Current GPU profile names¶
| GPU model | Current Dedicated profile names | Allocation |
|---|---|---|
| A100 | NC24-A100, NC48-A100, NC96-A100 | Per node |
Microsoft Learn also lists serverless Consumption GPU profile names separately:
Consumption-GPU-NC24-A100Consumption-GPU-NC8as-T4
That means T4 currently appears in Consumption GPU profiles, not in the Dedicated GPU list reviewed for this guide.
Placement model¶
flowchart TD
ENV[Workload profiles environment] --> GP[Dedicated GPU profile]
GP --> APP1[Inference API]
GP --> APP2[Batch scoring worker]
APP1 --> N1[GPU-backed nodes]
APP2 --> N1
N1 --> B[Dedicated plan instance billing] When Dedicated GPU is the better fit¶
Choose Dedicated GPU profiles when you need:
- Stable GPU-backed inference capacity.
- Multiple apps sharing the same dedicated GPU node pool.

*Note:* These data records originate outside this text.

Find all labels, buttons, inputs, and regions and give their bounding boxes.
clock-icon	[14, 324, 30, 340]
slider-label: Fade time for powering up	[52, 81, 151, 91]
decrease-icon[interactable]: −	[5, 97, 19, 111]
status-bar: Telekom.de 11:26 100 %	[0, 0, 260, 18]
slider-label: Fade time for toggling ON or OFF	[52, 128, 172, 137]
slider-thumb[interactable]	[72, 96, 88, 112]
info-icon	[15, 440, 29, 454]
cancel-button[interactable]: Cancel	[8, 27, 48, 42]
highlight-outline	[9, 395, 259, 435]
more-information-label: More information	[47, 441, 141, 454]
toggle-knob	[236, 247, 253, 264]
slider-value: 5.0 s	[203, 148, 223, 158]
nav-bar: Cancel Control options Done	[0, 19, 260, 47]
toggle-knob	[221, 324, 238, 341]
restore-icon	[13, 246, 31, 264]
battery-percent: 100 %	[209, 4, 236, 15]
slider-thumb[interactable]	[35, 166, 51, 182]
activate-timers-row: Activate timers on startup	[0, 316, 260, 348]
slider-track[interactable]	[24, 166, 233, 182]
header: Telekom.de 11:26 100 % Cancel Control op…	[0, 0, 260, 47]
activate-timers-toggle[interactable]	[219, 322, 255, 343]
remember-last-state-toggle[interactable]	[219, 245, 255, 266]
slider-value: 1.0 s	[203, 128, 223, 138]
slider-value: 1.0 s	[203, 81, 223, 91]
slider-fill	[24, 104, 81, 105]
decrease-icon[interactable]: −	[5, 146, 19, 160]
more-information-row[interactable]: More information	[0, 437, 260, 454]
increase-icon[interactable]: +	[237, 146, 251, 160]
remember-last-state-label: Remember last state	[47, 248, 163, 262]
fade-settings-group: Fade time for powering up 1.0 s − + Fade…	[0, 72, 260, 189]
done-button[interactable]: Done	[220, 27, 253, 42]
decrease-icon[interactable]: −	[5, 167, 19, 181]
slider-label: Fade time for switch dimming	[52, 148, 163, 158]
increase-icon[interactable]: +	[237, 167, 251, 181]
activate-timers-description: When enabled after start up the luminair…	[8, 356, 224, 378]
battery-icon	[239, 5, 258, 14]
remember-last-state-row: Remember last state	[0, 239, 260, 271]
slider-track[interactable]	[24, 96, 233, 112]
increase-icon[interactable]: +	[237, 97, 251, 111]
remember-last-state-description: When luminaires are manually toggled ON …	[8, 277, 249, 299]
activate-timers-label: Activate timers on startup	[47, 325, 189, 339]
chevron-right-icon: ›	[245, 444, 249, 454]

- A reserved environment design instead of per-replica serverless GPU billing.
Typical examples include:
- Real-time model inference APIs.
- Batch image or document processing.
- GPU-heavy background workers with predictable utilization.
Cost considerations¶
Dedicated GPU placement changes the cost model:
- Billing follows workload profile instances, not individual apps.
- Extra instances add cost as profiles scale out.
- Dedicated plan management charges apply when you use dedicated workload profiles.
Compare serverless GPU and dedicated GPU deliberately
If your workload is sporadic, Consumption GPU may fit better. If you need reserved GPU capacity or multiple apps sharing the same GPU pool, Dedicated GPU is usually the cleaner design.